Shimpa: That was a very special time. Those first couple years working together, we were on the Prowler Special, which wasn’t a great race sled. We worked so hard to make that sled competitive, and we were at a disadvantage. We developed kind of an underdog status.
Then we came out with the ’93 ZR, and all of the sudden we had a sled that couldn’t lose, and a driver (Kirk) who rode it with amazing talent. That sudden turnaround created so much energy and enthusiasm; it still gives me goose bumps.
That entire period was so intense… the battles with Polaris and Jack Struthers… the pain of Kirk hitting the tree with the Prowler Special in the ’92 I-500 when it was likely he was going to win… then going on to dominate with ZR… it was very intense and satisfying. Everyone at Arctic Cat was completely dedicated to the cause, and we went from underdogs to over achievers, pretty much dominating every form of racing.
AI: I agree completely, and you reminding me of those stories gave me the goose bumps! We’ve been so dominant in the past 18 years that I sometimes forget that it wasn’t always this way, and the pendulum swing in cross-country/terrain racing ushered by the ZR was truly amazing.

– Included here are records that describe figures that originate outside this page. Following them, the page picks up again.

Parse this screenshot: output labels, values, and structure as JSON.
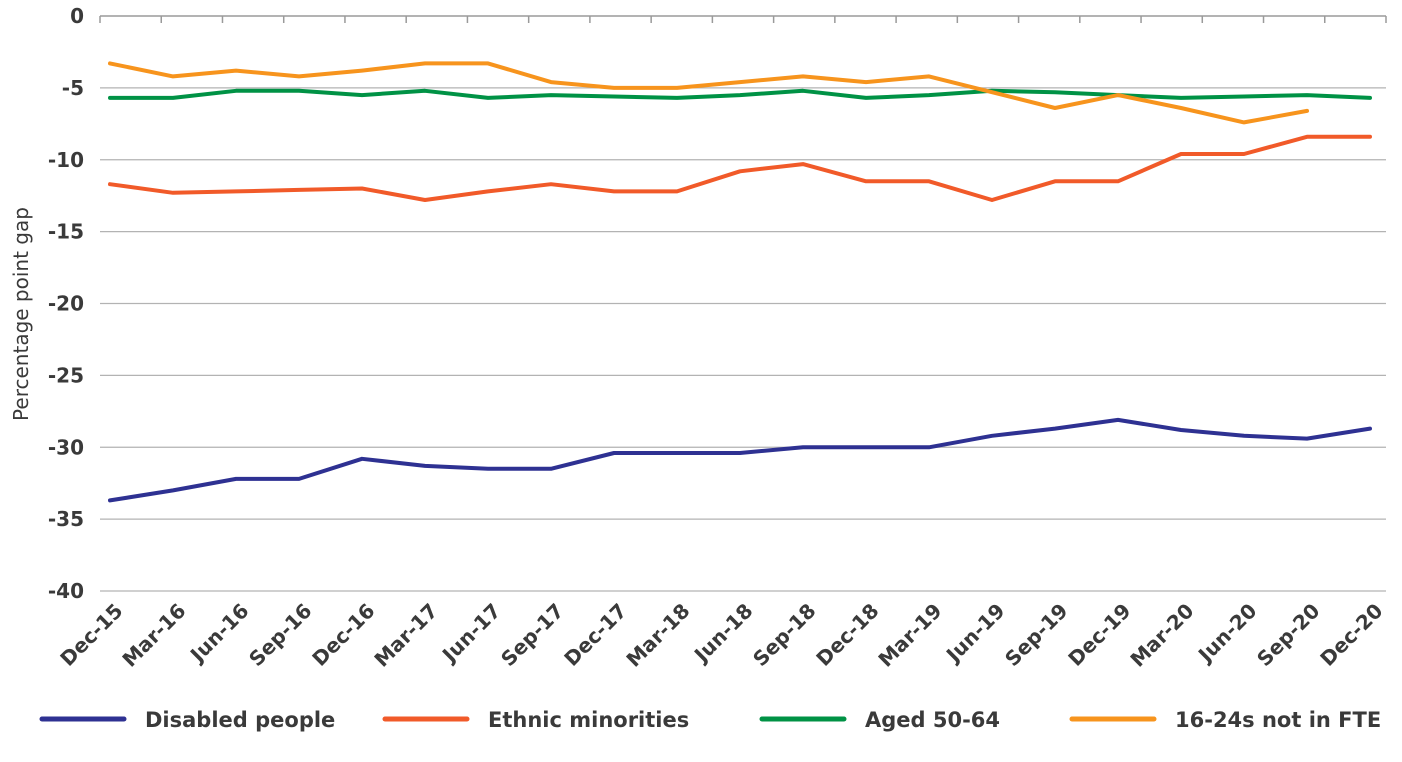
{
  "chart_data": {
    "type": "line",
    "title": "",
    "xlabel": "",
    "ylabel": "Percentage point gap",
    "ylim": [
      -40,
      0
    ],
    "yticks": [
      0,
      -5,
      -10,
      -15,
      -20,
      -25,
      -30,
      -35,
      -40
    ],
    "ytick_labels": [
      "0",
      "-5",
      "-10",
      "-15",
      "-20",
      "-25",
      "-30",
      "-35",
      "-40"
    ],
    "grid": true,
    "legend_position": "bottom",
    "categories": [
      "Dec-15",
      "Mar-16",
      "Jun-16",
      "Sep-16",
      "Dec-16",
      "Mar-17",
      "Jun-17",
      "Sep-17",
      "Dec-17",
      "Mar-18",
      "Jun-18",
      "Sep-18",
      "Dec-18",
      "Mar-19",
      "Jun-19",
      "Sep-19",
      "Dec-19",
      "Mar-20",
      "Jun-20",
      "Sep-20",
      "Dec-20"
    ],
    "series": [
      {
        "name": "Disabled people",
        "color": "#2e3192",
        "values": [
          -33.7,
          -33.0,
          -32.2,
          -32.2,
          -30.8,
          -31.3,
          -31.5,
          -31.5,
          -30.4,
          -30.4,
          -30.4,
          -30.0,
          -30.0,
          -30.0,
          -29.2,
          -28.7,
          -28.1,
          -28.8,
          -29.2,
          -29.4,
          -28.7
        ]
      },
      {
        "name": "Ethnic minorities",
        "color": "#f15a29",
        "values": [
          -11.7,
          -12.3,
          -12.2,
          -12.1,
          -12.0,
          -12.8,
          -12.2,
          -11.7,
          -12.2,
          -12.2,
          -10.8,
          -10.3,
          -11.5,
          -11.5,
          -12.8,
          -11.5,
          -11.5,
          -9.6,
          -9.6,
          -8.4,
          -8.4
        ]
      },
      {
        "name": "Aged 50-64",
        "color": "#009245",
        "values": [
          -5.7,
          -5.7,
          -5.2,
          -5.2,
          -5.5,
          -5.2,
          -5.7,
          -5.5,
          -5.6,
          -5.7,
          -5.5,
          -5.2,
          -5.7,
          -5.5,
          -5.2,
          -5.3,
          -5.5,
          -5.7,
          -5.6,
          -5.5,
          -5.7
        ]
      },
      {
        "name": "16-24s not in FTE",
        "color": "#f7941d",
        "values": [
          -3.3,
          -4.2,
          -3.8,
          -4.2,
          -3.8,
          -3.3,
          -3.3,
          -4.6,
          -5.0,
          -5.0,
          -4.6,
          -4.2,
          -4.6,
          -4.2,
          -5.3,
          -6.4,
          -5.5,
          -6.4,
          -7.4,
          -6.6,
          null
        ]
      }
    ]
  }
}
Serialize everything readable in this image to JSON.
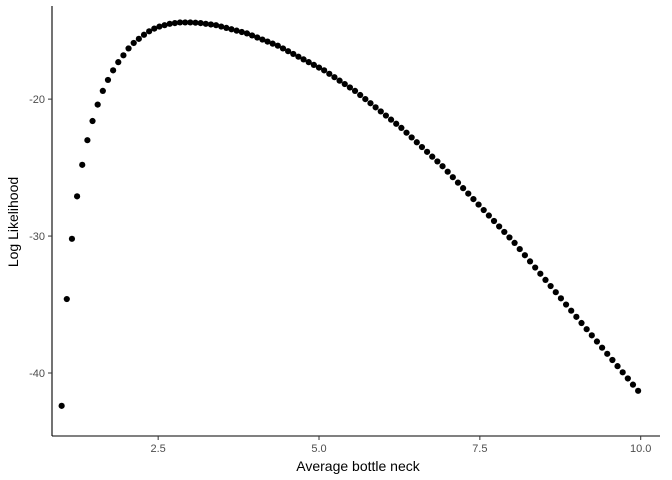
{
  "chart_data": {
    "type": "scatter",
    "xlabel": "Average bottle neck",
    "ylabel": "Log Likelihood",
    "xlim": [
      0.85,
      10.3
    ],
    "ylim": [
      -44.6,
      -13.2
    ],
    "x_ticks": [
      2.5,
      5.0,
      7.5,
      10.0
    ],
    "x_tick_labels": [
      "2.5",
      "5.0",
      "7.5",
      "10.0"
    ],
    "y_ticks": [
      -40,
      -30,
      -20
    ],
    "y_tick_labels": [
      "-40",
      "-30",
      "-20"
    ],
    "grid": false,
    "point_color": "#000000",
    "series": [
      {
        "x": [
          1.0,
          1.08,
          1.16,
          1.24,
          1.32,
          1.4,
          1.48,
          1.56,
          1.64,
          1.72,
          1.8,
          1.88,
          1.96,
          2.04,
          2.12,
          2.2,
          2.28,
          2.36,
          2.44,
          2.52,
          2.6,
          2.68,
          2.76,
          2.84,
          2.92,
          3.0,
          3.08,
          3.16,
          3.24,
          3.32,
          3.4,
          3.48,
          3.56,
          3.64,
          3.72,
          3.8,
          3.88,
          3.96,
          4.04,
          4.12,
          4.2,
          4.28,
          4.36,
          4.44,
          4.52,
          4.6,
          4.68,
          4.76,
          4.84,
          4.92,
          5.0,
          5.08,
          5.16,
          5.24,
          5.32,
          5.4,
          5.48,
          5.56,
          5.64,
          5.72,
          5.8,
          5.88,
          5.96,
          6.04,
          6.12,
          6.2,
          6.28,
          6.36,
          6.44,
          6.52,
          6.6,
          6.68,
          6.76,
          6.84,
          6.92,
          7.0,
          7.08,
          7.16,
          7.24,
          7.32,
          7.4,
          7.48,
          7.56,
          7.64,
          7.72,
          7.8,
          7.88,
          7.96,
          8.04,
          8.12,
          8.2,
          8.28,
          8.36,
          8.44,
          8.52,
          8.6,
          8.68,
          8.76,
          8.84,
          8.92,
          9.0,
          9.08,
          9.16,
          9.24,
          9.32,
          9.4,
          9.48,
          9.56,
          9.64,
          9.72,
          9.8,
          9.88,
          9.96
        ],
        "y": [
          -42.4,
          -34.6,
          -30.2,
          -27.1,
          -24.8,
          -23.0,
          -21.6,
          -20.4,
          -19.4,
          -18.6,
          -17.9,
          -17.3,
          -16.8,
          -16.3,
          -15.9,
          -15.6,
          -15.3,
          -15.05,
          -14.85,
          -14.7,
          -14.6,
          -14.5,
          -14.45,
          -14.4,
          -14.4,
          -14.4,
          -14.42,
          -14.45,
          -14.5,
          -14.55,
          -14.6,
          -14.7,
          -14.8,
          -14.9,
          -15.0,
          -15.1,
          -15.2,
          -15.35,
          -15.5,
          -15.65,
          -15.8,
          -15.95,
          -16.1,
          -16.3,
          -16.5,
          -16.7,
          -16.9,
          -17.1,
          -17.3,
          -17.5,
          -17.7,
          -17.9,
          -18.15,
          -18.4,
          -18.65,
          -18.9,
          -19.15,
          -19.4,
          -19.7,
          -20.0,
          -20.3,
          -20.6,
          -20.9,
          -21.2,
          -21.5,
          -21.8,
          -22.1,
          -22.45,
          -22.8,
          -23.15,
          -23.5,
          -23.85,
          -24.2,
          -24.55,
          -24.9,
          -25.3,
          -25.7,
          -26.1,
          -26.5,
          -26.9,
          -27.3,
          -27.7,
          -28.1,
          -28.5,
          -28.9,
          -29.3,
          -29.7,
          -30.1,
          -30.5,
          -30.95,
          -31.4,
          -31.85,
          -32.3,
          -32.75,
          -33.2,
          -33.65,
          -34.1,
          -34.55,
          -35.0,
          -35.45,
          -35.9,
          -36.35,
          -36.8,
          -37.25,
          -37.7,
          -38.15,
          -38.6,
          -39.05,
          -39.5,
          -39.95,
          -40.4,
          -40.85,
          -41.3
        ]
      }
    ]
  }
}
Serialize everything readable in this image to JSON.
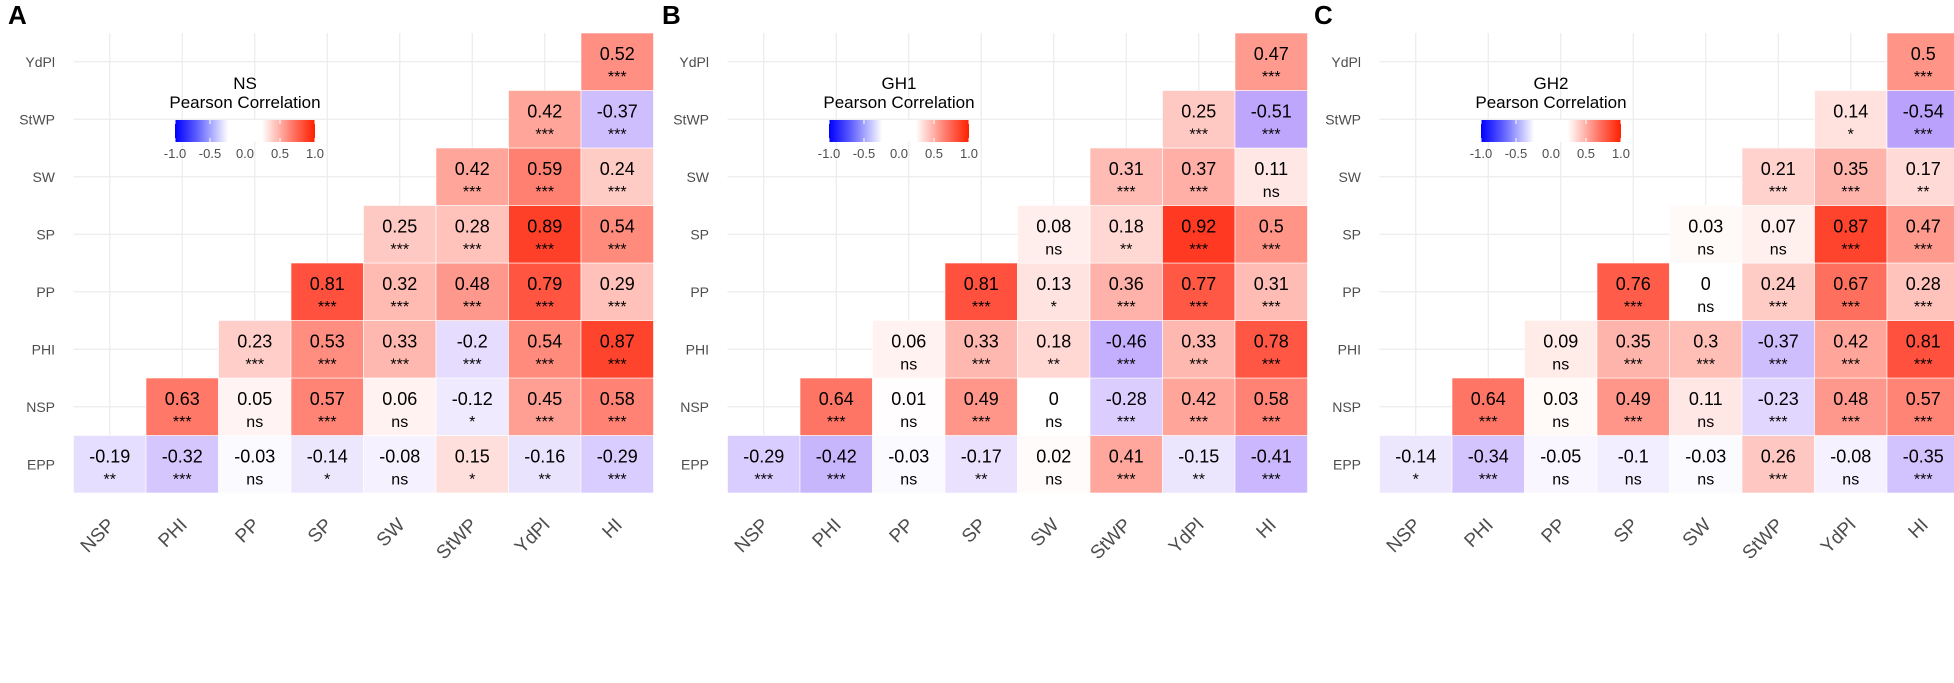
{
  "chart_data": [
    {
      "type": "heatmap",
      "panel": "A",
      "legend_title": [
        "NS",
        "Pearson Correlation"
      ],
      "legend_ticks": [
        "-1.0",
        "-0.5",
        "0.0",
        "0.5",
        "1.0"
      ],
      "x": [
        "NSP",
        "PHI",
        "PP",
        "SP",
        "SW",
        "StWP",
        "YdPl",
        "HI"
      ],
      "y": [
        "EPP",
        "NSP",
        "PHI",
        "PP",
        "SP",
        "SW",
        "StWP",
        "YdPl"
      ],
      "color_range": [
        -1,
        1
      ],
      "cells": [
        {
          "row": "EPP",
          "values": [
            -0.19,
            -0.32,
            -0.03,
            -0.14,
            -0.08,
            0.15,
            -0.16,
            -0.29
          ],
          "sig": [
            "**",
            "***",
            "ns",
            "*",
            "ns",
            "*",
            "**",
            "***"
          ]
        },
        {
          "row": "NSP",
          "values": [
            null,
            0.63,
            0.05,
            0.57,
            0.06,
            -0.12,
            0.45,
            0.58
          ],
          "sig": [
            null,
            "***",
            "ns",
            "***",
            "ns",
            "*",
            "***",
            "***"
          ]
        },
        {
          "row": "PHI",
          "values": [
            null,
            null,
            0.23,
            0.53,
            0.33,
            -0.2,
            0.54,
            0.87
          ],
          "sig": [
            null,
            null,
            "***",
            "***",
            "***",
            "***",
            "***",
            "***"
          ]
        },
        {
          "row": "PP",
          "values": [
            null,
            null,
            null,
            0.81,
            0.32,
            0.48,
            0.79,
            0.29
          ],
          "sig": [
            null,
            null,
            null,
            "***",
            "***",
            "***",
            "***",
            "***"
          ]
        },
        {
          "row": "SP",
          "values": [
            null,
            null,
            null,
            null,
            0.25,
            0.28,
            0.89,
            0.54
          ],
          "sig": [
            null,
            null,
            null,
            null,
            "***",
            "***",
            "***",
            "***"
          ]
        },
        {
          "row": "SW",
          "values": [
            null,
            null,
            null,
            null,
            null,
            0.42,
            0.59,
            0.24
          ],
          "sig": [
            null,
            null,
            null,
            null,
            null,
            "***",
            "***",
            "***"
          ]
        },
        {
          "row": "StWP",
          "values": [
            null,
            null,
            null,
            null,
            null,
            null,
            0.42,
            -0.37
          ],
          "sig": [
            null,
            null,
            null,
            null,
            null,
            null,
            "***",
            "***"
          ]
        },
        {
          "row": "YdPl",
          "values": [
            null,
            null,
            null,
            null,
            null,
            null,
            null,
            0.52
          ],
          "sig": [
            null,
            null,
            null,
            null,
            null,
            null,
            null,
            "***"
          ]
        }
      ]
    },
    {
      "type": "heatmap",
      "panel": "B",
      "legend_title": [
        "GH1",
        "Pearson Correlation"
      ],
      "legend_ticks": [
        "-1.0",
        "-0.5",
        "0.0",
        "0.5",
        "1.0"
      ],
      "x": [
        "NSP",
        "PHI",
        "PP",
        "SP",
        "SW",
        "StWP",
        "YdPl",
        "HI"
      ],
      "y": [
        "EPP",
        "NSP",
        "PHI",
        "PP",
        "SP",
        "SW",
        "StWP",
        "YdPl"
      ],
      "color_range": [
        -1,
        1
      ],
      "cells": [
        {
          "row": "EPP",
          "values": [
            -0.29,
            -0.42,
            -0.03,
            -0.17,
            0.02,
            0.41,
            -0.15,
            -0.41
          ],
          "sig": [
            "***",
            "***",
            "ns",
            "**",
            "ns",
            "***",
            "**",
            "***"
          ]
        },
        {
          "row": "NSP",
          "values": [
            null,
            0.64,
            0.01,
            0.49,
            0,
            -0.28,
            0.42,
            0.58
          ],
          "sig": [
            null,
            "***",
            "ns",
            "***",
            "ns",
            "***",
            "***",
            "***"
          ]
        },
        {
          "row": "PHI",
          "values": [
            null,
            null,
            0.06,
            0.33,
            0.18,
            -0.46,
            0.33,
            0.78
          ],
          "sig": [
            null,
            null,
            "ns",
            "***",
            "**",
            "***",
            "***",
            "***"
          ]
        },
        {
          "row": "PP",
          "values": [
            null,
            null,
            null,
            0.81,
            0.13,
            0.36,
            0.77,
            0.31
          ],
          "sig": [
            null,
            null,
            null,
            "***",
            "*",
            "***",
            "***",
            "***"
          ]
        },
        {
          "row": "SP",
          "values": [
            null,
            null,
            null,
            null,
            0.08,
            0.18,
            0.92,
            0.5
          ],
          "sig": [
            null,
            null,
            null,
            null,
            "ns",
            "**",
            "***",
            "***"
          ]
        },
        {
          "row": "SW",
          "values": [
            null,
            null,
            null,
            null,
            null,
            0.31,
            0.37,
            0.11
          ],
          "sig": [
            null,
            null,
            null,
            null,
            null,
            "***",
            "***",
            "ns"
          ]
        },
        {
          "row": "StWP",
          "values": [
            null,
            null,
            null,
            null,
            null,
            null,
            0.25,
            -0.51
          ],
          "sig": [
            null,
            null,
            null,
            null,
            null,
            null,
            "***",
            "***"
          ]
        },
        {
          "row": "YdPl",
          "values": [
            null,
            null,
            null,
            null,
            null,
            null,
            null,
            0.47
          ],
          "sig": [
            null,
            null,
            null,
            null,
            null,
            null,
            null,
            "***"
          ]
        }
      ]
    },
    {
      "type": "heatmap",
      "panel": "C",
      "legend_title": [
        "GH2",
        "Pearson Correlation"
      ],
      "legend_ticks": [
        "-1.0",
        "-0.5",
        "0.0",
        "0.5",
        "1.0"
      ],
      "x": [
        "NSP",
        "PHI",
        "PP",
        "SP",
        "SW",
        "StWP",
        "YdPl",
        "HI"
      ],
      "y": [
        "EPP",
        "NSP",
        "PHI",
        "PP",
        "SP",
        "SW",
        "StWP",
        "YdPl"
      ],
      "color_range": [
        -1,
        1
      ],
      "cells": [
        {
          "row": "EPP",
          "values": [
            -0.14,
            -0.34,
            -0.05,
            -0.1,
            -0.03,
            0.26,
            -0.08,
            -0.35
          ],
          "sig": [
            "*",
            "***",
            "ns",
            "ns",
            "ns",
            "***",
            "ns",
            "***"
          ]
        },
        {
          "row": "NSP",
          "values": [
            null,
            0.64,
            0.03,
            0.49,
            0.11,
            -0.23,
            0.48,
            0.57
          ],
          "sig": [
            null,
            "***",
            "ns",
            "***",
            "ns",
            "***",
            "***",
            "***"
          ]
        },
        {
          "row": "PHI",
          "values": [
            null,
            null,
            0.09,
            0.35,
            0.3,
            -0.37,
            0.42,
            0.81
          ],
          "sig": [
            null,
            null,
            "ns",
            "***",
            "***",
            "***",
            "***",
            "***"
          ]
        },
        {
          "row": "PP",
          "values": [
            null,
            null,
            null,
            0.76,
            0,
            0.24,
            0.67,
            0.28
          ],
          "sig": [
            null,
            null,
            null,
            "***",
            "ns",
            "***",
            "***",
            "***"
          ]
        },
        {
          "row": "SP",
          "values": [
            null,
            null,
            null,
            null,
            0.03,
            0.07,
            0.87,
            0.47
          ],
          "sig": [
            null,
            null,
            null,
            null,
            "ns",
            "ns",
            "***",
            "***"
          ]
        },
        {
          "row": "SW",
          "values": [
            null,
            null,
            null,
            null,
            null,
            0.21,
            0.35,
            0.17
          ],
          "sig": [
            null,
            null,
            null,
            null,
            null,
            "***",
            "***",
            "**"
          ]
        },
        {
          "row": "StWP",
          "values": [
            null,
            null,
            null,
            null,
            null,
            null,
            0.14,
            -0.54
          ],
          "sig": [
            null,
            null,
            null,
            null,
            null,
            null,
            "*",
            "***"
          ]
        },
        {
          "row": "YdPl",
          "values": [
            null,
            null,
            null,
            null,
            null,
            null,
            null,
            0.5
          ],
          "sig": [
            null,
            null,
            null,
            null,
            null,
            null,
            null,
            "***"
          ]
        }
      ]
    }
  ],
  "colors": {
    "negative": "#8b5cf6",
    "negative_legend": "#0000ff",
    "zero": "#ffffff",
    "positive": "#ff2200",
    "grid": "#ebebeb",
    "tick_text": "#4d4d4d"
  }
}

Shimpa: Polaris had such a strong race program in the 1980s and early ‘90s, and in comparison we were pretty small, with far fewer resources and drivers. It really felt like it was David vs. Goliath, and to start winning in cross-country, snocross and hillclimb like we did, it was something special.
AI: In addition to your fondness for the early ZR period, what other sleds or memories are extra-special for you?
Shimpa: For sleds, I have very fond memories of the original Thundercat, the 2003 F7 and again with the M8 HCR. Those three sleds were really special, and we won a lot of races with them.
As far as racers go, the people I work with now are just as intense and just as dedicated as any racer I’ve worked with over the years. That’s what is so special about racing: the intensity and dedication. Plus, there’s nothing like the excitement of racing, especially the first race of the season, or the biggies like Haydays and Jackson Hole.
AI: Okay, I know that drag and hillclimb race coordination is your primary job, but you also do a few other projects at Cat that are pretty cool. I’m thinking of Snow Shoot and some of the prototype stuff you’ve been involved with over the years, such as the concept Sno Pro 500.
Shimpa: Yep, for nearly 20 years now I’ve been the guy in charge of keeping all the Arctic Cats in tip-top shape at the Snow Shoot magazine photo shoots each spring. That can be a really fun job, or a really frustrating job depending on how the riders treat the sleds.
I can remember one time in the mid-1990s when you took a sled for a ride and came back with it smashed up!
And yes, I’ve been involved with building early versions of some sleds, like the concept Sno Pro 500 that we created in the late winter of 2008 or 2009…I forget what year it was. I’ve played a hand in a few prototype sleds over the years, and that’s always interesting.
AI: Thanks for reminding me about busting up that sled…I hoped you forgot about it by now. And thanks for taking the time to talk with me about your job. It’s always fun chatting with you.
Shimpa: I never forget the sleds that get banged up! And you’re welcome.